AI hasn't fixed this. In many cases, it's made it worse by flooding teams with more information without giving them more clarity.

 

The Foundation Most Teams Skip: The Revenue Graph

Before AI can answer meaningful questions about your business, it needs complete context. For most companies, that context is fragmented across CRM, email, call transcripts, billing systems, and data warehouses.

Justin introduces a concept called the Revenue Graph — a living map that assembles every revenue signal, interaction, and outcome into a single connected view. Think of it as dumping a 2,000-piece puzzle across the room and having AI collect every piece and assemble the full picture.

But building it isn't trivial. Three challenges trip up most teams:

Access controls. Revenue data is locked down differently in every system. Email is user-based. Salesforce is hierarchical. Your data warehouse might use role-based permissions. The Revenue Graph has to respect all of those while still making the right information visible to the right people.

Data association. When a customer sends an email that says "pull the AMIA piece out and we're in," a human knows exactly what that means. A machine doesn't. AI has to infer which deal, which account, and which context that email belongs to — using sender history, timing, textual clues, and past activity patterns.

Context compression. One customer's Revenue Graph totaled 13 terabytes of data — roughly the equivalent of every book in the Library of Congress. An LLM context window holds about 400 kilobytes, or one long email with a couple attachments. Bridging that gap requires intelligent chunking, pre-processing, and summarization before anything reaches the model.

 

What Happens When the Foundation Is Right: 73 Lost Deals in 30 Seconds

Justin walks through a real customer example. The company had thousands of deals in Europe and watched win rates decline. The RevOps leader asked one question: "Why are win rates dropping in EMEA?"

In 30 seconds, the LLM — plugged into the company's Revenue Graph — came back with a full analysis. It identified 73 lost deals from Q1, surfaced six specific failure points, and backed each one with actual language from real sales conversations. No generic framework imposed on top. No assumptions going in. Just the data, analyzed and explained.

 

From Analysis to Playbook to Pre-Call Script

The analysis was only step one. The next question: "What are our closers doing differently?"

The system analyzed the deals that were won, identified the patterns and language that correlated with higher close rates, and generated a playbook. Not a theoretical best-practices doc — a playbook built from what reps actually said in winning conversations.

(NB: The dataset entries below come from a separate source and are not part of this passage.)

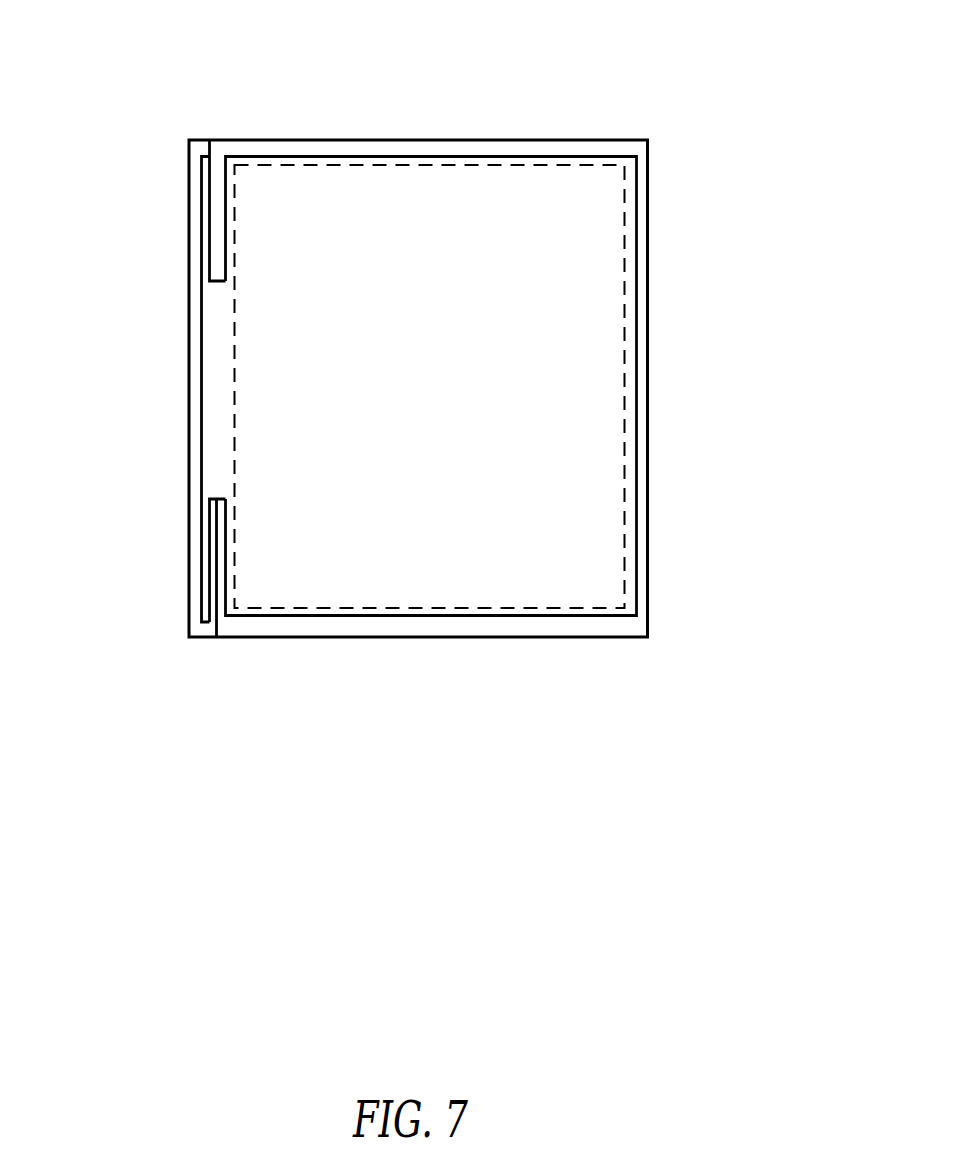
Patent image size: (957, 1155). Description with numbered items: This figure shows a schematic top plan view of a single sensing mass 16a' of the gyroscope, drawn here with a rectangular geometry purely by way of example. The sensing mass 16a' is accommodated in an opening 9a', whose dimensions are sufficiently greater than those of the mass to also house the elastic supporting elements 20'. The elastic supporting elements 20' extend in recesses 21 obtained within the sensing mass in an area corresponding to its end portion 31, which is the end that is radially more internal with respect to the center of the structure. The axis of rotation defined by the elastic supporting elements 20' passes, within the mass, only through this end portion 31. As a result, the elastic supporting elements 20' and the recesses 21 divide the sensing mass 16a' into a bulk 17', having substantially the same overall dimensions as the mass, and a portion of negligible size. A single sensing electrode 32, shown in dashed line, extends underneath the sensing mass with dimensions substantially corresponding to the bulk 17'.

The opening 9a' is at (595, 110).
The sensing mass 16a' is at (500, 388).
The bulk 17' is at (431, 337).
The elastic supporting elements 20' is at (274, 386).
The recesses 21 is at (224, 270).
The end portion 31 is at (222, 405).
The sensing electrode 32 is at (626, 452).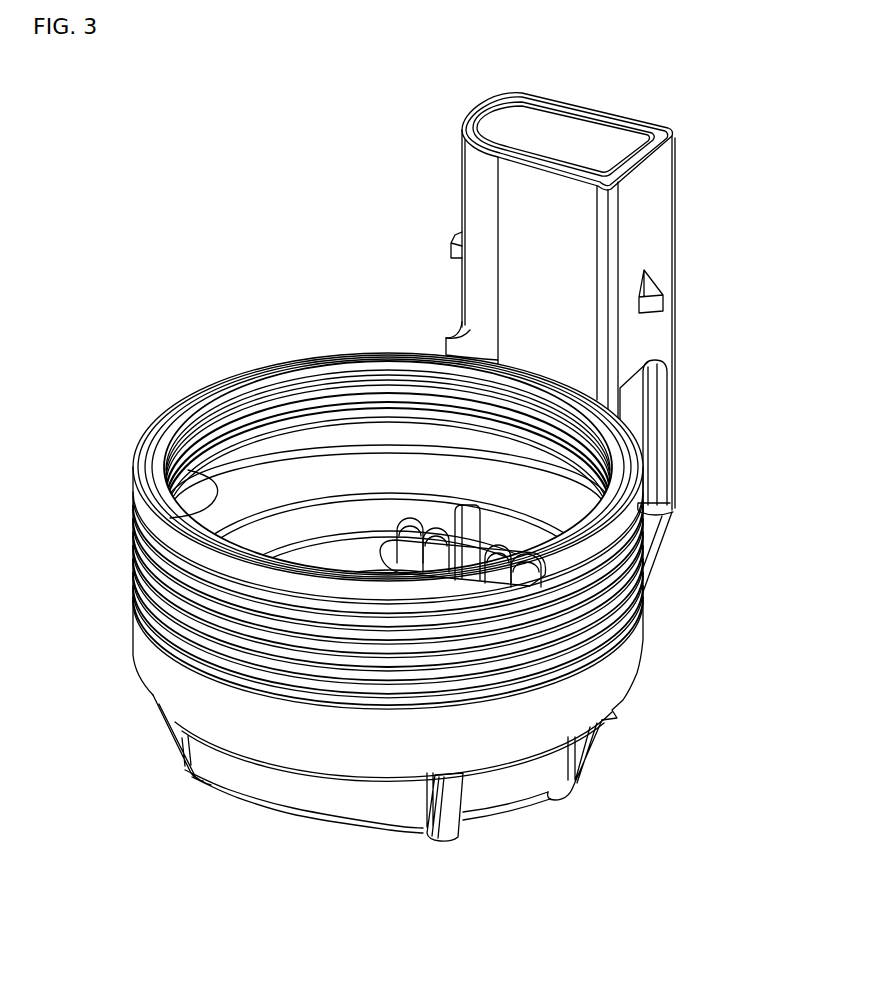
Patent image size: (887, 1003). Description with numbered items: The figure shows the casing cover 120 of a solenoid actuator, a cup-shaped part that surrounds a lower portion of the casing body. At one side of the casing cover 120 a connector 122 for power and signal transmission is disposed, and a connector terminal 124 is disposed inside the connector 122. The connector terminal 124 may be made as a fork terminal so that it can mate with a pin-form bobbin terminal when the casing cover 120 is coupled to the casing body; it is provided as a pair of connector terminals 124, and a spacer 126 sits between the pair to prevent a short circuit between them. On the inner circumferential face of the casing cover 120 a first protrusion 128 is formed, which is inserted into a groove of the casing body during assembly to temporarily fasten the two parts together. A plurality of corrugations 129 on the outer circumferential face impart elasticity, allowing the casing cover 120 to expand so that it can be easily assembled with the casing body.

The casing cover 120 is at (203, 252).
The connector 122 is at (673, 227).
The connector terminal 124 is at (438, 552).
The spacer 126 is at (478, 533).
The first protrusion 128 is at (167, 515).
The corrugation 129 is at (302, 653).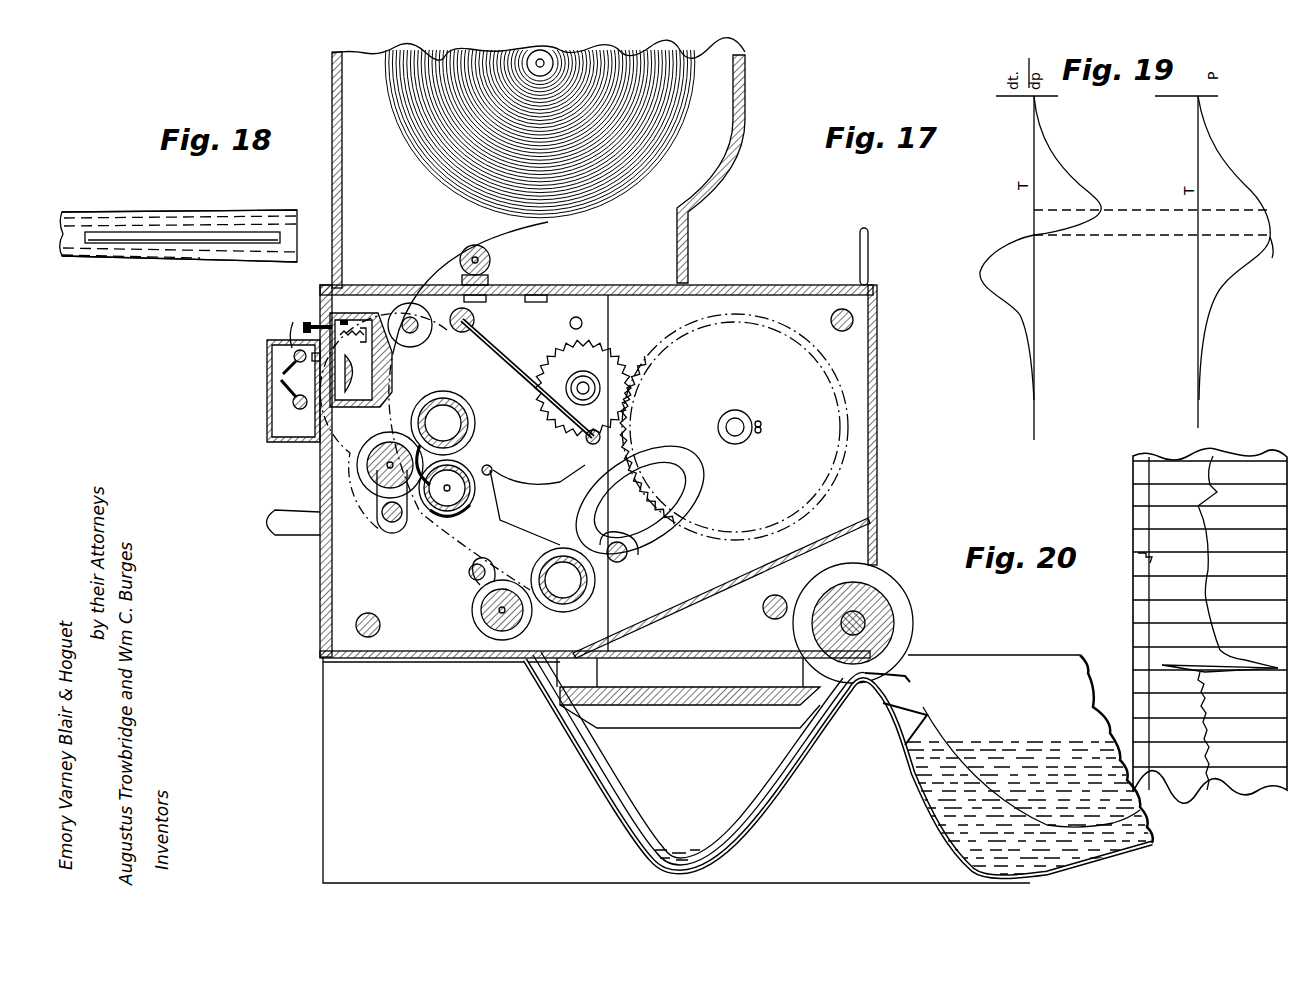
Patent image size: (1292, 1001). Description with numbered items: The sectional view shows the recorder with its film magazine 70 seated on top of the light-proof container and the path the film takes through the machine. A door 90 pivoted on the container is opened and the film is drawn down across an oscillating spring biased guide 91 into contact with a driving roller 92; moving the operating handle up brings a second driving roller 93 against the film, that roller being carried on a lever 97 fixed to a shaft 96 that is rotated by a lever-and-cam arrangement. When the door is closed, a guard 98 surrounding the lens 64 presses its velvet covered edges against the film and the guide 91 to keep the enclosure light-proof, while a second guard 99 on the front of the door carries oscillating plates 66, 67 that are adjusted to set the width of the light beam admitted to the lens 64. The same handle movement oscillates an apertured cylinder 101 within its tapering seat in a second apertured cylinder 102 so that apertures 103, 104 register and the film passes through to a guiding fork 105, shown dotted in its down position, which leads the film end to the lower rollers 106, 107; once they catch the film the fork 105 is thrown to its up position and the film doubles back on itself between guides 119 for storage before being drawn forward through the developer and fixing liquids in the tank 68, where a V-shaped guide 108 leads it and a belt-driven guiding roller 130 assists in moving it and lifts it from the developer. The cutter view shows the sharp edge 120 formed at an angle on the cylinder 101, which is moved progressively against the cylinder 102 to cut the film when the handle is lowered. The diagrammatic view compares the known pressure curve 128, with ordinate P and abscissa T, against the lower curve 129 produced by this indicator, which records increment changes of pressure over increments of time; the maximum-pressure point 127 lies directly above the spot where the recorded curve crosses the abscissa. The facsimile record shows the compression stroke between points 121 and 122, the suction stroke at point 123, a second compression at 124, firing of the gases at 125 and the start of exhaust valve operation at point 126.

In FIG. 17, the film magazine 70 is at (688, 226).
In FIG. 17, the guard 98 is at (356, 316).
In FIG. 17, the oscillating plate 66 is at (309, 313).
In FIG. 17, the second guard 99 is at (274, 330).
In FIG. 17, the oscillating plate 67 is at (270, 395).
In FIG. 17, the lens 64 is at (332, 396).
In FIG. 17, the oscillating spring biased guide 91 is at (395, 374).
In FIG. 17, the driving roller 92 is at (460, 404).
In FIG. 17, the second driving roller 93 is at (372, 470).
In FIG. 17, the lever 97 is at (384, 516).
In FIG. 17, the shaft 96 is at (393, 522).
In FIG. 17, the aperture 103 is at (444, 508).
In FIG. 17, the aperture 104 is at (447, 440).
In FIG. 18, the aperture 104 is at (282, 238).
In FIG. 17, the second apertured cylinder 102 is at (468, 455).
In FIG. 18, the second apertured cylinder 102 is at (218, 263).
In FIG. 17, the guiding fork 105 is at (533, 462).
In FIG. 17, the apertured cylinder 101 is at (490, 512).
In FIG. 18, the apertured cylinder 101 is at (68, 245).
In FIG. 17, the guides 119 is at (695, 483).
In FIG. 17, the roller 106 is at (590, 588).
In FIG. 17, the roller 107 is at (480, 622).
In FIG. 17, the door 90 is at (580, 443).
In FIG. 17, the tank 68 is at (357, 805).
In FIG. 17, the V-shaped guide 108 is at (764, 790).
In FIG. 17, the guiding roller 130 is at (908, 614).
In FIG. 18, the sharp edge 120 is at (100, 228).
In FIG. 19, the lower curve 129 is at (1058, 165).
In FIG. 19, the pressure curve 128 is at (1218, 158).
In FIG. 19, the point 127 is at (1261, 258).
In FIG. 20, the point 121 is at (1218, 462).
In FIG. 20, the point 122 is at (1222, 492).
In FIG. 20, the point 123 is at (1210, 598).
In FIG. 20, the point 124 is at (1222, 648).
In FIG. 20, the point 125 is at (1236, 655).
In FIG. 20, the point 126 is at (1206, 676).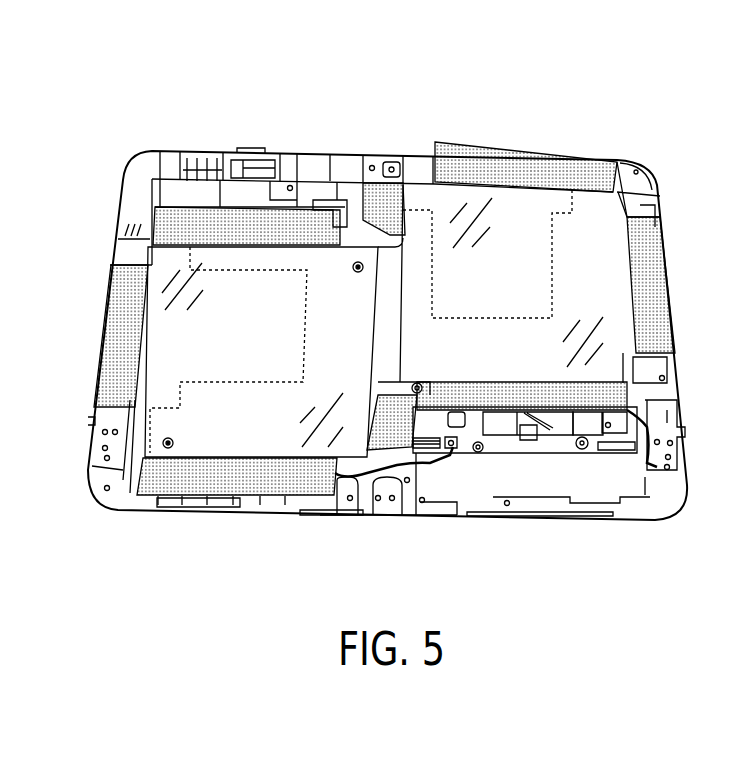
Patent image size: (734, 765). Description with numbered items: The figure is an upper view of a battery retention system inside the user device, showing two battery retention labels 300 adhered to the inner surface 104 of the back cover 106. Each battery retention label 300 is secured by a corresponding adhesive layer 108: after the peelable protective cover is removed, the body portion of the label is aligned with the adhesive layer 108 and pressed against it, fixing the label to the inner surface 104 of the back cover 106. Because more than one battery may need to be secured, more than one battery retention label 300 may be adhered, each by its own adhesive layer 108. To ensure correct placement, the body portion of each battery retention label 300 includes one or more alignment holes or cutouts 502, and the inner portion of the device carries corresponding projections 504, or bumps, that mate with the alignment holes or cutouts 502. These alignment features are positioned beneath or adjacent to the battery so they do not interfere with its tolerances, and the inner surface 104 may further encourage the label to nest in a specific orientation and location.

From there, each rep got a pre-call script customized to their specific deal, buyer, and stage. If Sarah is the decision-maker and Marcus is her CISO, the script anticipates what they're likely to say and maps branch logic for how to respond. Every objection is pre-loaded with counter-language pulled from how your top performers handled similar situations.

After the call, the rep gets a scored evaluation. Here's what you did well. Here's where you missed. Here's how to get from a 7 to a 10.

Justin's advice: don't put this in the rep's ear during the call. Think of it like the NFL — the running back studies the defense before the snap. You don't coach them play-by-play in real time. The preparation is what makes the in-the-moment execution instinctive.

 

The ROI Math: Growth Without Linear Headcount

The session closes with a practical framework. Take a 100-rep organization that needs to grow 25%. The traditional playbook is linear: hire 25 more reps, add a RevOps person, add an enablement person. That's $5.6M+ in new headcount costs before you've booked a single dollar.

The alternative: keep the same team and increase their productivity through activated playbooks, better deal execution, and higher close rates. The combined impact is $6.5–8M in cost reduction and revenue gains. Whether the exact number is $7.5M or $3.5M for your business, the directional math is clear — and your competitors are already running it.

 

Who This Is For

Whether you're a CRO trying to figure out where AI fits in your revenue strategy, a RevOps leader evaluating build vs. buy on your data foundation, or an operator wondering how to finally get past the pilot stage — this is a practical, experience-driven conversation worth the hour.